原题目如下:
编写一段程序,解析url
url是如下格式的字符串:
schema+“://”+ authority + host + port+ fullpath
其中authority、port、fullpath
3项都是可选 的,在url中可以全部出现,出现一部分或者全部不出现
Schema为英文字母(大写、小写)组成的串。典型的如:http,ftp,mms.
authority格式:
user + ":" + passwd + “@”
或者 user + "@"
或者 “:” + "@"
或者 “:” + passwd + “@”
或者 "@"
host 为英文字母(大写、小写)和10个阿拉伯数字组成的串
port格式:
":" + 数字串
fullpath格式和unix下的全路径格式一样 如/user/1.mmp3,2.mp3
现有一个文本文件1.txt,每行是一个url 串,请编写程序,把这个文本文件中所有的url的要schema、user,passwd,host,port,fullpath解析也来,结果放在2.txt中,每行是一个usrl解析结果,每行6列,分析是schema、user,passwd,host,port,fullpath项的值,要求排列整齐。

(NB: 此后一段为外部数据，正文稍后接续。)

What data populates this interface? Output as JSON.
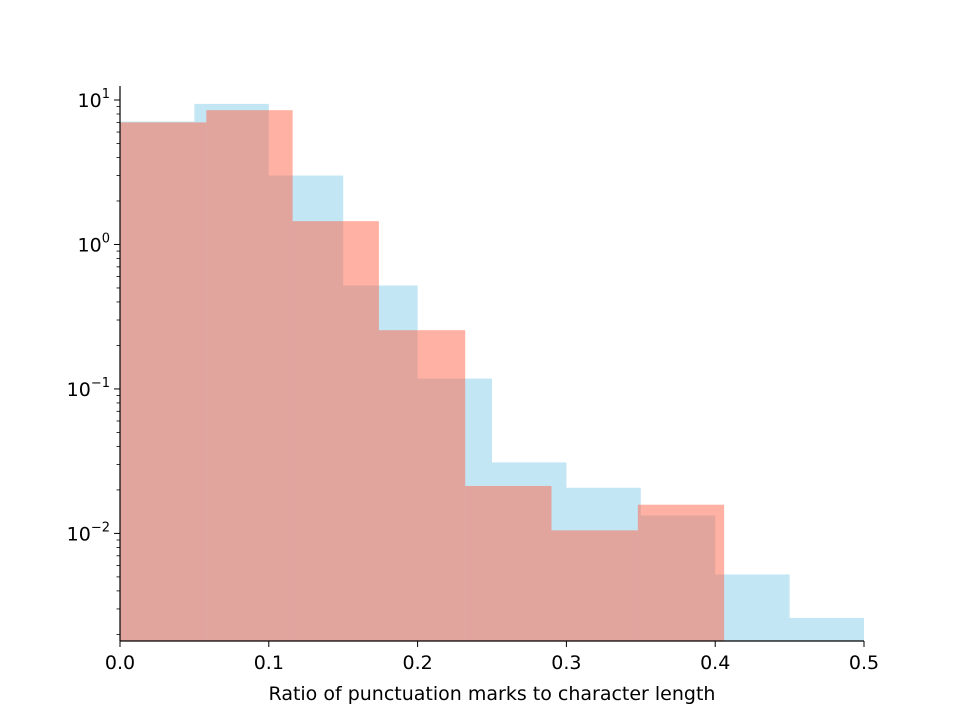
{
  "chart_data": {
    "type": "bar",
    "xlabel": "Ratio of punctuation marks to character length",
    "ylabel": "",
    "xlim": [
      0.0,
      0.5
    ],
    "ylim": [
      0.0018,
      12.5
    ],
    "yscale": "log",
    "grid": false,
    "xticks": [
      {
        "value": 0.0,
        "label": "0.0"
      },
      {
        "value": 0.1,
        "label": "0.1"
      },
      {
        "value": 0.2,
        "label": "0.2"
      },
      {
        "value": 0.3,
        "label": "0.3"
      },
      {
        "value": 0.4,
        "label": "0.4"
      },
      {
        "value": 0.5,
        "label": "0.5"
      }
    ],
    "yticks": [
      {
        "value": 10,
        "base": "10",
        "exp": "1"
      },
      {
        "value": 1,
        "base": "10",
        "exp": "0"
      },
      {
        "value": 0.1,
        "base": "10",
        "exp": "−1"
      },
      {
        "value": 0.01,
        "base": "10",
        "exp": "−2"
      }
    ],
    "series": [
      {
        "color": "#87CEEB",
        "opacity": 0.5,
        "bins": [
          {
            "x0": 0.0,
            "x1": 0.05,
            "value": 7.1
          },
          {
            "x0": 0.05,
            "x1": 0.1,
            "value": 9.4
          },
          {
            "x0": 0.1,
            "x1": 0.15,
            "value": 3.0
          },
          {
            "x0": 0.15,
            "x1": 0.2,
            "value": 0.52
          },
          {
            "x0": 0.2,
            "x1": 0.25,
            "value": 0.118
          },
          {
            "x0": 0.25,
            "x1": 0.3,
            "value": 0.031
          },
          {
            "x0": 0.3,
            "x1": 0.35,
            "value": 0.0207
          },
          {
            "x0": 0.35,
            "x1": 0.4,
            "value": 0.0133
          },
          {
            "x0": 0.4,
            "x1": 0.45,
            "value": 0.0052
          },
          {
            "x0": 0.45,
            "x1": 0.5,
            "value": 0.0026
          }
        ]
      },
      {
        "color": "#FF6347",
        "opacity": 0.5,
        "bins": [
          {
            "x0": 0.0,
            "x1": 0.058,
            "value": 7.0
          },
          {
            "x0": 0.058,
            "x1": 0.116,
            "value": 8.5
          },
          {
            "x0": 0.116,
            "x1": 0.174,
            "value": 1.45
          },
          {
            "x0": 0.174,
            "x1": 0.232,
            "value": 0.255
          },
          {
            "x0": 0.232,
            "x1": 0.29,
            "value": 0.0213
          },
          {
            "x0": 0.29,
            "x1": 0.348,
            "value": 0.0105
          },
          {
            "x0": 0.348,
            "x1": 0.406,
            "value": 0.0158
          }
        ]
      }
    ]
  }
}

如果没有相应的值则用串"default代替"
实现的思路:
1.首先打开文件1.txt,读取一行数据
2.处理一行数据,进行解析
3.输出追加到2.txt
这里我只做了部分功能,即只做了第2个部分的,其中1.txt的数据如下:
http://sss@ewr1234567890:78/user/1.mp3,2.mp3
http://sss@ewr1234567890:78/user/1.mp3,2.mp3
http://sss@ewr1234567890:78/user/1.mp3,2.mp3
参考另外一篇网页写的
http://blog.youkuaiyun.com/is2120/article/details/6251412
具体代码如下:
#include <stdio.h>
#include <string.h>
#include <stdlib.h>
int parse_url(char *url,char **Schema_p, char **Authority_p, char **Host_p, int *portp, char **Fullpath_p)
{
char buf[256];
int serverlen, numread=0;
//获取http...ftp...mms...
sscanf(url, "%255[^://]", buf);
serverlen = strlen(buf);
*Schema_p = (char *)malloc(serverlen+1);
strcpy(*Schema_p, buf);
//去掉Schema头
url = url+serverlen+3;
//进行Authority匹配
sscanf(url, "%255[^@]", buf);
serverlen = strlen(buf);
*Authority_p = (char *)malloc(serverlen);
strcpy(*Authority_p, buf);
//去掉Authority部分
url = url+serverlen+1;
//进行Host匹配
sscanf(url, "%255[^:]", buf);
serverlen = strlen(buf);
*Host_p = (char *)malloc(serverlen+1);
strcpy(*Host_p, buf);
//进行port查找
if(url[serverlen]==':')
{
sscanf(&url[serverlen+1], "%d%n", portp, &numread);
/* add one to go PAST it */
numread++;
}
else
{
*portp = 80;
}
/* the path is a pointer into the rest of url */
//获取最终路径
*Fullpath_p = &url[serverlen+numread];
return 0;
}
int main()
{
char url[256] = "http://sss@ewr1234567890:78/user/1.mp3,2.mp3";
char url_1[256] = "ftp://sss@ewr1234567890:78/user/1.mp3,2.mp3";
char Schema_str[256] = {'\0'};
char Authority_str[256] = {'\0'};
char Host_str[256] = {'\0'};
char Fullpath_str[256] = {'\0'};
char* Schema_p = Schema_str;
char* Authority_p = Authority_str;
char* Host_p = Host_str;
char* Fullpath_p = Fullpath_str;
int port;
parse_url(url,&Schema_p,&Authority_p,&Host_p,&port,&Fullpath_p);
printf("%s\n%s\n%s\n%s\n%d\n%s\n",url,Schema_p,Authority_p,Host_p,port,Fullpath_p);
printf("\n\n");
parse_url(url_1,&Schema_p,&Authority_p,&Host_p,&port,&Fullpath_p);
printf("%s\n%s\n%s\n%s\n%d\n%s\n",url,Schema_p,Authority_p,Host_p,port,Fullpath_p);
return 0;
}
如果要实现思路中1和3,只需要将前面定义的url和url_1变成是从1.txt读取的即可,并在最后的printf处改为输出到2.txt并保持格式,这里不再写实现代码。